Steadfast support from the Salamander Foundation has already helped the Dictionaryʼs editors release instalments several months ahead of schedule. Now a new gift of $1.5 million, to be disbursed over the next 10 years, will help make further progress. It is the most generous donation the project has received.
“This latest gift has greatly energized everyone involved with the DOE,” says Professor Haruko Momma, the Chief Editor of the Dictionary and U of Tʼs Angus Cameron Professor of Old English. “We are uncovering new words and expressions every day. Now we can make even more groundbreaking discoveries with the Foundation’s magnificent gift. We plan to invite young-career scholars, such as post-doctoral fellows, to help the senior editors draft more entries.”
Language provides a unique window into our past. “Studying Old English offers deeper insight into the history of law or the way the human body was understood 1,000 years ago,” says Momma, who holds an MA and a PhD in medieval studies from U of T. “It also lets us trace the evolution of beliefs and ideas about fate, heroism, humanity and cosmology.”
Take, for example, the Old English word for salamander, wæternædre—literally, ‘water snake’. “In Latin, salamandra was mainly a mythical creature that can live in fire,” says Momma. “Of course, the Anglo-Saxons knew about the myth.

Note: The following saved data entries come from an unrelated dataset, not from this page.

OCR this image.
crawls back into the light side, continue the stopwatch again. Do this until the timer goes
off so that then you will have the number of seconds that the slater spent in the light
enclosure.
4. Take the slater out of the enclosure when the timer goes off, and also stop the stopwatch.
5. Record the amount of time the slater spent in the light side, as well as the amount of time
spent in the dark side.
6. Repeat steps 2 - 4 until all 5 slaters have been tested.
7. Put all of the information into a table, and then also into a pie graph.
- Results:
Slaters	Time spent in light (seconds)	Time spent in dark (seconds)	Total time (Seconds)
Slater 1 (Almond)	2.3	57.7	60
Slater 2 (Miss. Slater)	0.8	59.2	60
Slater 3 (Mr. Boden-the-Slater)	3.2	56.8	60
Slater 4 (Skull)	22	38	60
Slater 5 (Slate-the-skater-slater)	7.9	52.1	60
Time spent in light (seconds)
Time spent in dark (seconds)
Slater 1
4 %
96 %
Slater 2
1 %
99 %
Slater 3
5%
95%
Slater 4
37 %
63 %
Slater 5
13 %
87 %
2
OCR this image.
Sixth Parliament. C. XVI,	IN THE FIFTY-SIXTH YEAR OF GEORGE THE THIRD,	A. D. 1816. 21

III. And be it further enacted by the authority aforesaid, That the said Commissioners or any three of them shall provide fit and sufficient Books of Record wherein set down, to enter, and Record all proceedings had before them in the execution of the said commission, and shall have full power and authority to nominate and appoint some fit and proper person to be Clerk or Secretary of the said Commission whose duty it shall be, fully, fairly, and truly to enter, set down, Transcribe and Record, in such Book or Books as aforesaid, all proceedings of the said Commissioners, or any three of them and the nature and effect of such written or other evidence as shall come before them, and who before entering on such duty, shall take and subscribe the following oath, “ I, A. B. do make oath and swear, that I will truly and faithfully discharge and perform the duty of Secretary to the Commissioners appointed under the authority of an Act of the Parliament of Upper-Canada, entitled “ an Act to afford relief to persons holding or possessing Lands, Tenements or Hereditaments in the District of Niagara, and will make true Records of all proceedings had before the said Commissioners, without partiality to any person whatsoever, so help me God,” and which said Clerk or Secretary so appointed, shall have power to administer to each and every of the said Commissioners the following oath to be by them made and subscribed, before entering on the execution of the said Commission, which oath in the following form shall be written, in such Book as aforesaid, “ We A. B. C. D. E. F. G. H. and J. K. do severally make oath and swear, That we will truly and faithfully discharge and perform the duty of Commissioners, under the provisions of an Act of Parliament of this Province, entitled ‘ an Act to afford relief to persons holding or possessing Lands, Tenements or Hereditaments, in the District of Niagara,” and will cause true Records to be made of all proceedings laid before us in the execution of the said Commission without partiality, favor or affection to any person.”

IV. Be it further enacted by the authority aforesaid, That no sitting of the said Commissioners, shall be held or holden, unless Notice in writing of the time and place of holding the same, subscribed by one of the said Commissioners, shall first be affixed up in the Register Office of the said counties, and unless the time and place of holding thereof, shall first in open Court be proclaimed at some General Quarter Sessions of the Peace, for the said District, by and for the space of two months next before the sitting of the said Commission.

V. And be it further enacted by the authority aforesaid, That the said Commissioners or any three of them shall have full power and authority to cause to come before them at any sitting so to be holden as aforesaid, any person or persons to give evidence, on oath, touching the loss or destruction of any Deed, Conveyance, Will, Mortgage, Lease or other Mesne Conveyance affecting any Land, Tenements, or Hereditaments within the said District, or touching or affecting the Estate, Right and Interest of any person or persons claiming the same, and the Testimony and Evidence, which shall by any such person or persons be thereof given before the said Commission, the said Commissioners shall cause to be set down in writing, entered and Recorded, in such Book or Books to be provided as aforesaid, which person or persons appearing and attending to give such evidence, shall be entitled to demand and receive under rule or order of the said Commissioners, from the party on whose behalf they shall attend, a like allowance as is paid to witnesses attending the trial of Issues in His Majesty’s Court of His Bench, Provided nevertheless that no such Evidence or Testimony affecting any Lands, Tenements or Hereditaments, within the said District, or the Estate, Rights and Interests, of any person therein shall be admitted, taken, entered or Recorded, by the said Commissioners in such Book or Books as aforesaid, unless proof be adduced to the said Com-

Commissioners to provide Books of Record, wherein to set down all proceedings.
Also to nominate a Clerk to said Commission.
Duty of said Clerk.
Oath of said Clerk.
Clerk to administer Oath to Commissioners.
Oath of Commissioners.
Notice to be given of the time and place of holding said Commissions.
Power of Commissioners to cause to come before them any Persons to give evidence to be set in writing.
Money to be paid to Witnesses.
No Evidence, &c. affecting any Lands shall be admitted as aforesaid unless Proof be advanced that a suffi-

But when they rendered this Latin word into their own tongue, they chose a word that reflected their lived experience, based on their observation of the animal in the natural world.” This is just one of many words that offer insight into the Anglo-Saxons’ understanding of their environment. And that’s why the Dictionary of Old English is not just an exercise in lexicography, but a study of the cultural evolution of a people.
The Salamander Foundation was one of two organizations that evolved from the Richard and Jean Ivey Fund, a charitable foundation administered for many years by the Iveyʼs daughter Lorraine Shuttleworth, who passed away in March 2018, at the age of 98. Lorraine was a passionate philanthropist in her hometown of London, Ontario, supporting health, culture and sustainability initiatives.
Lorraine’s daughter Nan Shuttleworth—who was president of the Salamander Foundation until it wound up in 2018—embodies her mother’s passion and generosity. Nan, who has been a keen supporter of the Dictionary for many years, received an Arbor Award in 2013 for her work helping secure grants for the project.
“Nan has greatly inspired our team, and we are profoundly grateful,” says Momma. “Thanks to Nan, we are one giant step closer to completing the DOE, and to realizing our ultimate goal of establishing a global institute for the study of Old English in Canada.”